Wisconsin is directing $271,300 in federal child care dollars to county-level contracts for 2026, part of a continuing effort to maintain access to affordable care in a state where thousands of families remain underserved.
The funds come from the federal Child Care and Development Block Grant, the primary federal subsidy program for low-income working families, and are being distributed by the Wisconsin Department of Children and Families. County contracts under this program can be used to support provider payments, expand available slots, or fill local supply gaps that the state's broader subsidy system doesn't reach on its own.
The need is real. Wisconsin lost roughly 20% of its licensed child care capacity between 2019 and 2023, with rural counties hit hardest. Many northern and western counties have been classified as child care deserts, and some have zero licensed infant care slots. With the state's unemployment rate hovering near historic lows, child care access has become a direct constraint on workforce participation and employer recruitment across the state.
The backdrop to this allocation is the so-called child care cliff: the expiration of roughly $52.5 billion in federal pandemic-era stabilization funds that had kept providers open and rates stable. Since those funds dried up in late 2023, states have had to lean harder on regular CCDBG allocations to sustain what was built. Wisconsin has taken several steps in that direction, including raising Wisconsin Shares reimbursement rates and expanding subsidy eligibility to families earning up to 300% of the federal poverty level through its Partner Up! program.

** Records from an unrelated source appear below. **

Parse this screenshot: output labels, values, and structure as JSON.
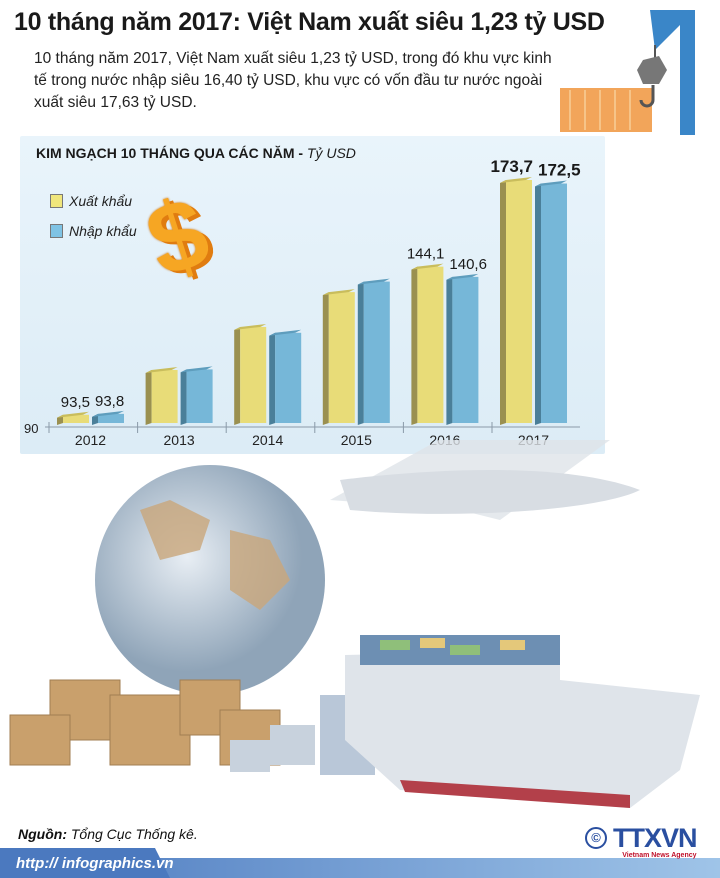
{
  "title": "10 tháng năm 2017: Việt Nam xuất siêu 1,23 tỷ USD",
  "description": "10 tháng năm 2017, Việt Nam  xuất siêu 1,23 tỷ USD, trong đó khu vực kinh tế trong nước nhập siêu 16,40 tỷ USD, khu vực có vốn đầu tư nước ngoài xuất siêu 17,63 tỷ USD.",
  "chart_data": {
    "type": "bar",
    "title": "KIM NGẠCH 10 THÁNG QUA CÁC NĂM - ",
    "unit": "Tỷ USD",
    "categories": [
      "2012",
      "2013",
      "2014",
      "2015",
      "2016",
      "2017"
    ],
    "ylim": [
      90,
      180
    ],
    "y_tick_labels": [
      "90"
    ],
    "grid": false,
    "legend_placement": "top-left",
    "series": [
      {
        "name": "Xuất khẩu",
        "color": "#e8dc78",
        "values": [
          93.5,
          108.8,
          123.5,
          135.4,
          144.1,
          173.7
        ],
        "labels": [
          "93,5",
          "",
          "",
          "",
          "144,1",
          "173,7"
        ]
      },
      {
        "name": "Nhập khẩu",
        "color": "#76b7d8",
        "values": [
          93.8,
          109.0,
          121.5,
          139.0,
          140.6,
          172.5
        ],
        "labels": [
          "93,8",
          "",
          "",
          "",
          "140,6",
          "172,5"
        ]
      }
    ]
  },
  "footer": {
    "source_label": "Nguồn:",
    "source": "Tổng Cục Thống kê.",
    "url": "http:// infographics.vn",
    "logo_text": "TTXVN",
    "logo_subtitle": "Vietnam News Agency",
    "copyright": "©"
  }
}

This $271,300 is a modest piece of a larger picture. Wisconsin has been issuing similar county contract awards in recent months, part of what appears to be a broader effort to lock in commitments early and give counties planning certainty as federal budget negotiations remain unsettled. Similar awards this cycle have included nearly $1 million to counties statewide and $395,000 in a separate round.
DCF has not publicly disclosed which specific counties will receive funds from this award or how the allocation decisions are made, leaving open the question of whether the most underserved areas are being prioritized. At the national level, CCDBG still reaches only about 1 in 6 eligible children, and proposed federal discretionary spending cuts add uncertainty to future funding cycles.
How far $271,300 stretches will depend largely on where it lands and what local providers charge. Counties are expected to begin implementing the contracts at the start of calendar year 2026.